The grizzled man climbs up out of the litter-strewn riverbank at dusk. He hesitates. Flannel shirt wrongly buttoned over multiple undershirts, pants bunched on top of long underwear, a tight stocking cap pulled over a shaggy head with long white hair hanging from the sides. A homeless man. The blackened fingers, bitten by frost, are waved in my direction. He looks down the bike path, his head turning left and right, and then slowly shuffles towards my car in the gravel lot.
A furtive telephone call brought me down to the river’s edge. A call promising too much. I was used to dead ends, and sat resignedly waiting for the man to make his way over.

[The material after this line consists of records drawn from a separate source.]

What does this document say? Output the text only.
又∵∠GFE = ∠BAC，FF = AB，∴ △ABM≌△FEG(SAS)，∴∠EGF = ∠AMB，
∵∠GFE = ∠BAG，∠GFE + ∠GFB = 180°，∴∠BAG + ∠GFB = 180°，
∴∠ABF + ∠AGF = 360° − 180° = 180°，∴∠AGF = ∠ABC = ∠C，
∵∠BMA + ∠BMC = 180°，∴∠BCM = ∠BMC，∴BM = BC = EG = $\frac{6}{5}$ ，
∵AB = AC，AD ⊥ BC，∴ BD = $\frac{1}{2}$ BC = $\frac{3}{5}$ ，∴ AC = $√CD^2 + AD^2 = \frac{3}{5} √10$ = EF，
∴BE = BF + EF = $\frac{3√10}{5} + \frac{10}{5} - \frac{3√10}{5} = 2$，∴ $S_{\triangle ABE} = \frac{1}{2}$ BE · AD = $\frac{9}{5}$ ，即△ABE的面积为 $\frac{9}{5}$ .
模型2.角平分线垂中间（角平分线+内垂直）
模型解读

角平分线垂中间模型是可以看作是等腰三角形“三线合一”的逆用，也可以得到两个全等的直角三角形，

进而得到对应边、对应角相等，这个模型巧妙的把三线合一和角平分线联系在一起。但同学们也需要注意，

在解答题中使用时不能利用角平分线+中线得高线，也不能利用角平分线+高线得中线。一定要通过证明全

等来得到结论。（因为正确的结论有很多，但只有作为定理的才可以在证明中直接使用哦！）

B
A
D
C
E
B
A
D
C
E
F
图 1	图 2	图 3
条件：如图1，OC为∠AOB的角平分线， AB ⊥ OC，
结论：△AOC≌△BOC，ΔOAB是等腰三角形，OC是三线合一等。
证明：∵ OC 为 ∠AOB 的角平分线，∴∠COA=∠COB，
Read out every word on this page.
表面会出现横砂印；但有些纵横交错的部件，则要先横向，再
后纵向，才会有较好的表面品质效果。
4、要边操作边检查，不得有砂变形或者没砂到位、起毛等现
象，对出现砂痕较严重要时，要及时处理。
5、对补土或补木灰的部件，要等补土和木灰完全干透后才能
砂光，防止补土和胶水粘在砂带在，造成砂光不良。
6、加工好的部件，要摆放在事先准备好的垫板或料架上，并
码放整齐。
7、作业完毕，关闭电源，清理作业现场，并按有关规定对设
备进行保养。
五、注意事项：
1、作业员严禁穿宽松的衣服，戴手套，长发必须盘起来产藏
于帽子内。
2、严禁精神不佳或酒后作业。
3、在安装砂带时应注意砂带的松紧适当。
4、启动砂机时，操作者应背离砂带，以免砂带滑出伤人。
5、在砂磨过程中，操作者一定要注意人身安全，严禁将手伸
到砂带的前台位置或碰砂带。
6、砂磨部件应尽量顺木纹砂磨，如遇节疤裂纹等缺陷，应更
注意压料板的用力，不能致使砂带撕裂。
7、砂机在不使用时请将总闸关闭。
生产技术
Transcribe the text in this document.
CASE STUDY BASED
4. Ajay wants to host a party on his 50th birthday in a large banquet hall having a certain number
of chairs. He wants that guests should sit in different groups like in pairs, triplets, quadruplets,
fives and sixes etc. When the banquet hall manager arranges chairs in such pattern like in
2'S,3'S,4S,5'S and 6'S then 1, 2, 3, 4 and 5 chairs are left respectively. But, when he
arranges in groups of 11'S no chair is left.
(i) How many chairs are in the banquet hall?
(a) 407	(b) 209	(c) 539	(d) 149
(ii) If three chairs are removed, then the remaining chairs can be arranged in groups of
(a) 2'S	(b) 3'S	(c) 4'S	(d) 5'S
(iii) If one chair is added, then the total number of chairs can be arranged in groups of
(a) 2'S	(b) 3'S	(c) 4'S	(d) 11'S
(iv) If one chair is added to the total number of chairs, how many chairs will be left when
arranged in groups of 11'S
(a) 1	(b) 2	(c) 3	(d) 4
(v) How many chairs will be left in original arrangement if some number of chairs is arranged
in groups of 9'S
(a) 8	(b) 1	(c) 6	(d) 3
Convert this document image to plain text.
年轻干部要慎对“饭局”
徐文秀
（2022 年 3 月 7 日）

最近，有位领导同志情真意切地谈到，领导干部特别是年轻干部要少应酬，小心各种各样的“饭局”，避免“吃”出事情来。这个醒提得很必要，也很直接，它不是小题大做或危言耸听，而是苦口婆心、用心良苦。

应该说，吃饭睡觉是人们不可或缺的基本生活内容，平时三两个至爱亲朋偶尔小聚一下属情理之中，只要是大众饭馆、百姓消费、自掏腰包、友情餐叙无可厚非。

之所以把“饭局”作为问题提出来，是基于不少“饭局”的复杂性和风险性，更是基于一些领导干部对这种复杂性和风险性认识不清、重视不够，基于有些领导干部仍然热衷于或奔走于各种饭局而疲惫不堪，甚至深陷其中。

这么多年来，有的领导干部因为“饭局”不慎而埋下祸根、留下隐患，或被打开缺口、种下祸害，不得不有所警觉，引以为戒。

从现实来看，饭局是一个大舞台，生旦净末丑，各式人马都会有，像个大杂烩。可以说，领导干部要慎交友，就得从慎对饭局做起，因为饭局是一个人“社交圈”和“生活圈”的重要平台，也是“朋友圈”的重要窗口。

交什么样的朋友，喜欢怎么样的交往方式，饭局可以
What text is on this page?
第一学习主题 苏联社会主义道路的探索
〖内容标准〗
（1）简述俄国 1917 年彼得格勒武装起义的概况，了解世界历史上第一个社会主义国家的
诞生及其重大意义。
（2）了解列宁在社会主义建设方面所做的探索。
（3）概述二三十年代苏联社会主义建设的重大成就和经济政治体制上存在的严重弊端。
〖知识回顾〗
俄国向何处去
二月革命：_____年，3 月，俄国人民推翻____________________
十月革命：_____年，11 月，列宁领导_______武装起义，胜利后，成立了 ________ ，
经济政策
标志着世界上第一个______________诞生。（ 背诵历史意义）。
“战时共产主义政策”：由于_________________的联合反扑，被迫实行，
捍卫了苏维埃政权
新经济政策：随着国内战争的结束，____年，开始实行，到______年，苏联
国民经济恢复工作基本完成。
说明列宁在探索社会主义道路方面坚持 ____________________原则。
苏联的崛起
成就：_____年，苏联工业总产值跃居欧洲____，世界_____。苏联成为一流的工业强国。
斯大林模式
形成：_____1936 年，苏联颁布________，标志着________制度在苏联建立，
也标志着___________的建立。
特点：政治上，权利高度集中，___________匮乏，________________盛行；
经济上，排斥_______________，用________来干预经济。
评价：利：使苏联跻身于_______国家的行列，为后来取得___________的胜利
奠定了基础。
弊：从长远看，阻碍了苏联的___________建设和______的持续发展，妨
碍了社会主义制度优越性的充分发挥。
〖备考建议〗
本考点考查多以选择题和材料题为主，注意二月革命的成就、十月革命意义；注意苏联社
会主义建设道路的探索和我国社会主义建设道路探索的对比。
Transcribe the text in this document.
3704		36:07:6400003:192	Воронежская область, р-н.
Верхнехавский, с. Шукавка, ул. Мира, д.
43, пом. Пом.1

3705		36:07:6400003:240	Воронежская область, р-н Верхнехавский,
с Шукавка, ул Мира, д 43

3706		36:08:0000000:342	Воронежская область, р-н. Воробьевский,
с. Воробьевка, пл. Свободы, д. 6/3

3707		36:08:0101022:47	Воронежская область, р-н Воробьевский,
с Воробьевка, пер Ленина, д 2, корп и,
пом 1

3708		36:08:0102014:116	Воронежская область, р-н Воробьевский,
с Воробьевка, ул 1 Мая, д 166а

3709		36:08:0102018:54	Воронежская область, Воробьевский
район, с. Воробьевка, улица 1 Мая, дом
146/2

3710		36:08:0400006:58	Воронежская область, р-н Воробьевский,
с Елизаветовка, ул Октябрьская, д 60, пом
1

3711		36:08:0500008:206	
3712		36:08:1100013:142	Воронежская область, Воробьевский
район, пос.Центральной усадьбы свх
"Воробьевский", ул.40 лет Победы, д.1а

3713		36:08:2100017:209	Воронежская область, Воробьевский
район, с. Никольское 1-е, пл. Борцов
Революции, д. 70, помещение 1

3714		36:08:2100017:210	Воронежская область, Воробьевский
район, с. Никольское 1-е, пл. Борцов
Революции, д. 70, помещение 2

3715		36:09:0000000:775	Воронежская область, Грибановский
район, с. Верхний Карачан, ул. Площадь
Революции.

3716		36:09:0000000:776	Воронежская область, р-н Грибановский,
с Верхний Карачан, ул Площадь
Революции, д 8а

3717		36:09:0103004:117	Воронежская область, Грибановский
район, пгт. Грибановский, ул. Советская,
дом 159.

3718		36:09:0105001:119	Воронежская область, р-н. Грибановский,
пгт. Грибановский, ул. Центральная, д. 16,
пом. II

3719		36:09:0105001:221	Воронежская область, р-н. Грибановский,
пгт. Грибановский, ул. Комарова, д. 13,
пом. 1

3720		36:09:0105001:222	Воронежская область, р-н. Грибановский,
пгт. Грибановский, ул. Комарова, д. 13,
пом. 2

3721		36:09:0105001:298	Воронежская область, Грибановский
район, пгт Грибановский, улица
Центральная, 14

I knew this part of town. The homeless camp on this bank was cleared long before winter came. Eagles work the waters below this bridge on Scott Avenue. A few fishermen hang around during the day. And occasionally, the laughter and music from Mullets Bar will drift across and down to the sandbars. But in this evening gloom, when the early night air touches the river creating a low-slung fog, no noise is heard. Although we are in Des Moines, it could be the dank and musty Thames flowing below London Bridge, or a creaky canal in the warehouse district of Amsterdam. A place of dark deeds for sure.
The man leans on my car.
“What should I call you?” I ask.
“Is Deep Throat taken?” he says in a low, growly voice.
“OK, how about Bill Stowe?”
The man, who has spent his adult life studying the river up close, saw and heard a bit too much. He has a secret that refuses to stay hidden below the layers of flannel shirts. A secret he wants to share.
“It’s in the Raccoon River,” he says. “Go check the river.”
So I do.
Down to the river I hike. The water drifts flat and syrupy. The Raccoon, born from the joinder of the North and South Raccoon, feeds into the Des Moines River at Principal Park. The Raccoon spans Buena Vista, Sac, Calhoun, Carroll, Greene, Dallas, Audubon, and Guthrie Counties. It is the drain in the tub for northwest and north central Iowa. It’s here where the water flows that the man said I would find the secret.
Climbing to the water’s edge, I see that the muddy river looks darker than usual. Somewhat like the oil on your dipstick.
I take a smell.
Oh my lord. It’s crude oil — with just a bouquet of nitrates. Bakken Crude Oil. The man didn’t lie. There is a secret hidden in the river.
Back to the man I go.
Why is Bakken Crude Oil coming down the Raccoon River?
The man shuffles back and forth. Left foot, right foot, left foot. Looking down the entire time. A young school boy caught doing mischief.
“The nitrate level was out of control,” he says as a preamble.
I reassure him that everyone understands that problem.
“I did everything I could to make the water safe for the people of Des Moines. After bringing that lawsuit against the upstream counties, I was at my wits end. So don’t judge me harshly.”
I was perplexed.
“So I made a deal.”
It began to dawn on me at last. A deal struck in desperation. Voluntary efforts had failed. The legislature was not supportive. The governor was less than helpful. The man was at the end of his rope.
“We made a swap.”
Ah, so they did. The brilliance and audacity was stunning. Who could have possibly guessed how this man had struggled in this dance with the devil. He knew the water was being poisoned by nitrates. He knew there was no political will to address the problem. He knew that his chances of success were slim at best. But, the bottom line, people needed clean water.
Of course. It is so obvious. Crude oil from the Bakken fields is gushing down the Raccoon River. No doubt, the oil refineries can much more easily deal with the nitrate runoff. And, as a bonus, no more worry about oil spills in the middle of farm fields. The land is saved. Hoorah!
But what about our drinking water? What is the other side of the swap?
“The crude oil pipeline is quite clean. This isn’t as crazy as it sounds. Rural water comes through pipes. Your city water comes through pipes. This is not a new idea.” The man’s tone has changed. He wants me to understand. He wants me to see what he’s seen.
So, down the crude oil pipeline our water comes. Nitrate free. Just as mother nature intended. Wow. American creativity at its best.
I stare at the man as he mumbles quietly to himself. He then slowly shuffles back to the river, back below the Scott Avenue Bridge. His long white hair blowing softly on either side of his stocking cap — a rock star leaving the darkened stage. Who would have guessed?
A good man in desperate times.
[This is an April Fool’s piece. In real life, Bill Stowe, the CEO for Des Moines Water Works, does not live under the Scott Avenue Bridge.]